FOR IMMEDIATE RELEASE: October 6, 1999
FOR MORE INFORMATION: Glenn A. Walsh - (412) 561-7876, <firstname.lastname@example.org>
OCTOBER 19 MARKS CENTENNIAL OF
TIME CAPSULE INCLUDED AS LIBRARY CONSTRUCTION BEGAN
Carnegie, Pa., October 6 - One hundred years ago, as of October 19, construction of the Andrew Carnegie Free Library and Music Hall, 300 Beechwood Avenue in Carnegie Borough, commenced with the official laying of the Library building's cornerstone, which includes a time capsule. U.S. Congressman John Dalzell gave the keynote address before an audience estimated at 3,000-4,000 people, according to the next day's Carnegie Item.
The ceremony began at 2:00 p.m. Eastern Standard Time, in weather described as slightly chilly but not uncomfortable. William Hill, President of the Andrew Carnegie Free Library Board of Trustees officiated. "All the school children marched from their respective schools to the (Library) grounds, each scholar carrying a small American flag, which they waved quite frequently," according to the next day's Carnegie Union. About one hundred members of local church choirs provided music during the program.
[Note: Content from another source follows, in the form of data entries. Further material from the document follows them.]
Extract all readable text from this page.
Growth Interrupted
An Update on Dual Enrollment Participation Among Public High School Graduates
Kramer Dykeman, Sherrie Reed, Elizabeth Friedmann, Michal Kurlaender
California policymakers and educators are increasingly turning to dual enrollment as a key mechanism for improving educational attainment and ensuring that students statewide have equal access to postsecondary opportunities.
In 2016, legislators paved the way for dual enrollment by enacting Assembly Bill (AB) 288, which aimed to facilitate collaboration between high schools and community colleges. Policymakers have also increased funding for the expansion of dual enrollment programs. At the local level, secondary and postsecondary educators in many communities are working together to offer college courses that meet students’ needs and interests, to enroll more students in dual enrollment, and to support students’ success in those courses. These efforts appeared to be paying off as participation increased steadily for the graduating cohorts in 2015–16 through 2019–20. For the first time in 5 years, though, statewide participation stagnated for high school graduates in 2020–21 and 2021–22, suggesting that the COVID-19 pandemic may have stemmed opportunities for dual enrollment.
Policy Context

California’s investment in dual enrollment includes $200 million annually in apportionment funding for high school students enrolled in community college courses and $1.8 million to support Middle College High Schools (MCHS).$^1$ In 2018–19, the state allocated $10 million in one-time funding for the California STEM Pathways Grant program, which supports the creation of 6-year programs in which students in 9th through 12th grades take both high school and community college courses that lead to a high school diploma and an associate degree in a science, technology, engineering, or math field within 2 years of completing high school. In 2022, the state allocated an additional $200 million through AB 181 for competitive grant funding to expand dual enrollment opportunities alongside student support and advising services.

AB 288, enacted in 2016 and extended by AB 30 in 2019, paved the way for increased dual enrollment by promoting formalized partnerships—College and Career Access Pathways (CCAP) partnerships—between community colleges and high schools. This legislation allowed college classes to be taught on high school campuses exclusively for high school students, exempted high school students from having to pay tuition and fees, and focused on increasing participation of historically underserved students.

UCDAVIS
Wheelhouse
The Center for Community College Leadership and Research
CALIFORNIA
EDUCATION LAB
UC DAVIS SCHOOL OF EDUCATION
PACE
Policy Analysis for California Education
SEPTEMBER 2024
Congressman Dalzell "probably never delivered a more significant address" according to the Carnegie Item. "After paying handsome compliments to Andrew Carnegie," Dalzell "spoke of the great advantages of public libraries in thickly settled communities."
The cornerstone, described as a fine quality of building stone, measures 3 feet by 18 inches by 14 inches. "ERECTED A.D. 1899." is inscribed on the cornerstone, which is just north of the main Library entrance. Andrew Carnegie's representative, William Nimik Frew, Esq., President of the Board of Trustees of The Carnegie Library of Pittsburgh, after a short address, placed a time capsule in a niche of the cornerstone; the cornerstone was then set in place.
A copper box, 5x5x10 inches, was used for the time capsule. The time capsule includes Andrew Carnegie's letter, of April 26, 1898, granting $210,000 for construction of the Library, as well as a cablegram, from Mr. Carnegie, congratulating the citizens of Carnegie for the beginning of construction of the Library. The time capsule also includes issues of the Carnegie Item, Chartiers Valley Signal, Carnegie Union, and some Pittsburgh newspapers. The program of the day, list of the Library Board of Trustees, and a number of personal and business cards were also placed in the time capsule.
Andrew Carnegie's cablegram addressed to Library Life Trustee James D. Glover, which was engrossed on parchment, read:
October 12, 1899.
J. D. Glover, Carnegie:
Hearty congratulations upon laying of foundation stone of hall and library for my namesake, whose future seems so bright. Shall do my best to prevent it ever being ashamed of its name.